Chef Sean Park, founder of O-Ku culinary concept, has been awarded numerous accolades, including being one of Esquire Magazine’s twenty Best New Restaurants in 2010, Opentable’s Top 50 Hot Spots in 2011, and Best Sushi by Charleston’s City Paper .

Chef Park brings an established tenure of consulting and menu design to his work at Bambu. Prior to joining Bambu, he worked with The Indigo Road and O-ku in South Carolina, and was a vital component of menu conception, design, new store openings and consulting for numerous restaurants.
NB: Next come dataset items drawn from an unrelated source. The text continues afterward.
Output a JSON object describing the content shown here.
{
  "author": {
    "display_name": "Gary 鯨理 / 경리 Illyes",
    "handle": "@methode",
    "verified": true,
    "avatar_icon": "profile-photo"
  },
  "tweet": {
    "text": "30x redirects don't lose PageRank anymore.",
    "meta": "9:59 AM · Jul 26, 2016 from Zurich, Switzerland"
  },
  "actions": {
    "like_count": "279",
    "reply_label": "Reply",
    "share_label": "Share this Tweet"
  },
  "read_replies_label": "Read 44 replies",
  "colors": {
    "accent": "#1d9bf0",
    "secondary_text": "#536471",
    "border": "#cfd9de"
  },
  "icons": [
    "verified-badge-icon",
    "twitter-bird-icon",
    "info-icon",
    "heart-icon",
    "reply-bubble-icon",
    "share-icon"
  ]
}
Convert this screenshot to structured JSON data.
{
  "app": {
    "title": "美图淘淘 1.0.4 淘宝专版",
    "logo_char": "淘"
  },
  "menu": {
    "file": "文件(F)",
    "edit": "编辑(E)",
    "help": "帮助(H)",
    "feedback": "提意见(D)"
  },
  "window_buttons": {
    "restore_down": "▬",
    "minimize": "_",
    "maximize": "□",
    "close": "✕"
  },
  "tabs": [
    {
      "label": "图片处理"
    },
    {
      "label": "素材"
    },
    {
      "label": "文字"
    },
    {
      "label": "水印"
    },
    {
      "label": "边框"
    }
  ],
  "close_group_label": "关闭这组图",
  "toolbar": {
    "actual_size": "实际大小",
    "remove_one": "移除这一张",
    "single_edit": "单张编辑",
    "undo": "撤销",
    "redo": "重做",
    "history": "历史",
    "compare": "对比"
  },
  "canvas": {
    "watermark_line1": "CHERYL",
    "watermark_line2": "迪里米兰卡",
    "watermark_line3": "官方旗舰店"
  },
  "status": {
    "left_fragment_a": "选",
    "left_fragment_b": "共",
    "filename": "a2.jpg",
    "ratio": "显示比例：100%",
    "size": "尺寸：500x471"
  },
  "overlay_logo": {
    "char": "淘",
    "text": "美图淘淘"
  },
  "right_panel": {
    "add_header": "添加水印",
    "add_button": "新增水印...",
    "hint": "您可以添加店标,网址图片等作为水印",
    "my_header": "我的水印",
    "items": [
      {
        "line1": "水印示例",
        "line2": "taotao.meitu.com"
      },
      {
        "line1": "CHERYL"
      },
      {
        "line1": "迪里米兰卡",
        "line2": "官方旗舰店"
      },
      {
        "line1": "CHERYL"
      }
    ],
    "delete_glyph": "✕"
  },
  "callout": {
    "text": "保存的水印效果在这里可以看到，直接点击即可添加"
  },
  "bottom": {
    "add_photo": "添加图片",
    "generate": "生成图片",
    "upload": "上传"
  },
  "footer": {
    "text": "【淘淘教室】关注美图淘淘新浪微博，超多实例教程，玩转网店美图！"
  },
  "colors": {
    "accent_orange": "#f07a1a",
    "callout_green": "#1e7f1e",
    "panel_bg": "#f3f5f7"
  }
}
As a native of Seoul, South Korea, Park is rooted in the art of preparing Asian cuisine. He developed an appreciation for cooking from his mother, and her talent later influenced his culinary career. In 1990, Park moved to the United States to pursue his studies at Drexel University in Philadelphia, P.A. While completing his studies at Drexel, Park gained experience as a server at a Japanese restaurant, and his time there changed the course of his career path. After assisting the restaurant’s chef in a time of need, Park realized his love of cooking, and decided to pursue a career in the culinary world. He then relocated to New York City and spent a year apprenticing with Sekigami Chiro. Chir0 served the emperor in Japan, taught him the art of finely- prepared Japanese cuisine. Under Chiro’s tutelage, Park learned the intricacies of traditional, authentic and upscale style Japanese cuisine.

After acquiring a wealth of knowledge from Chiro, Park assisted in opening a New Jersey sushi bar in 1997. This successful venture gave him firsthand experience in the process of opening a restaurant Responsible for developing innovative menus, Park gained invaluable knowledge and experience working in a restaurant that was voted the best Japanese steak house and sushi bar for more than 14 years.